Epimutations and morphogenesis

Phytomers and phases represent different levels of epigenetic control over the process of morphogenesis. As a result the form of particular organs and their repetitious sequence is programmed to function at high fitness in the overall design of the whole individual. The phenotype that is manifest during morphogenesis may change by epimutation just as somatic mutations produce chimeras. But epimutations are usually repaired during or just before gamete formation so that fertilization can reset the clock and repeat the whole sequence of morphogenesis in contrast to the standard mutations that can become fixed within the progeny (review by R. Holliday, Science 238:163, 1987).

In its original expression, A. Gray (Structural Botany, Amer. Book Co., New York, 1879) and W.E. Worsdell (The Principles of Plant Teratology, Ray Soc., London, 1915-16) considered the plant to be formed by a succession of individual units (phytomers or phytons) each consisting of an internode with a leaf at its upper end and a root or potential root(s) at its base. This concept was modified by Galinat (Bot. Mus. Leafl., Harvard Univ., pp.1-19, 1959) with the vegetative phytomer formed by the leaf, its axillary bud and prophyll all at the base of the internode and then extended to the floral axis with homologous transformations in all lateral components. Occasional slippage, stuttering or other imperfections resulting from a non-rigid coupling between components of the phytomer and arrangement within the phytomer do not negate the role of the phytomer as a guideline, if not a framework, for directing morphogenesis.
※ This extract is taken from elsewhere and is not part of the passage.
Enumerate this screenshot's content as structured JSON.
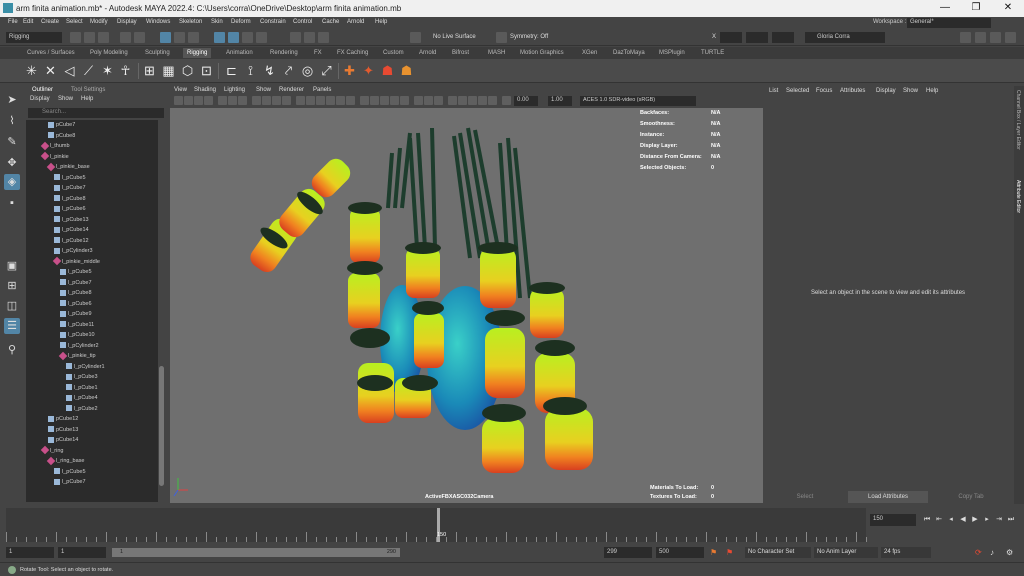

Control at the level of the phase is higher than that of the phytomer. It is most obvious in the vegetative and floral phases, both of which are subdivided into juvenile and adult stages and in the case of maize and teosinte are further differentiated into separate male and female inflorescences. Nevertheless, underlying control at the level of the phytomer is a basic pattern of construction with the manifestation of its floral phase components being markedly different from their vegetative homologues.

The epimutations of morphogenesis occur by a methylation or demethylation of various genes according to the phytomer and phase programs. In reviewing this process, Holliday (1987) states "the control of gene expression in higher organisms is related to the methylation of cytosine in DNA, and the pattern of methylation is inherited."

A study of inherited defects in the normal methylation process that have been either induced by mutagens or are just of spontaneous origin should be helpful in understanding the epigenetic control of phase change and phytomer manifestation. Such mutations include the Cg (corn-grass) and Tp (teopod) loci that have difficulty in shutting the vegetative phase off after the floral phase is turned on as well as the contrasting loci of is (interrupted spikelets; after starting to use ir for interrupted rachis, I found it was being used by molecular geneticists to mean inverted repeat) and Bif (one of Neuffer's EMS induced mutants on chromosome 8S). The is mutant produces a barren condition in sectors at the base of the rachis while the Bif mutant does a similar thing at the apex of the rachis.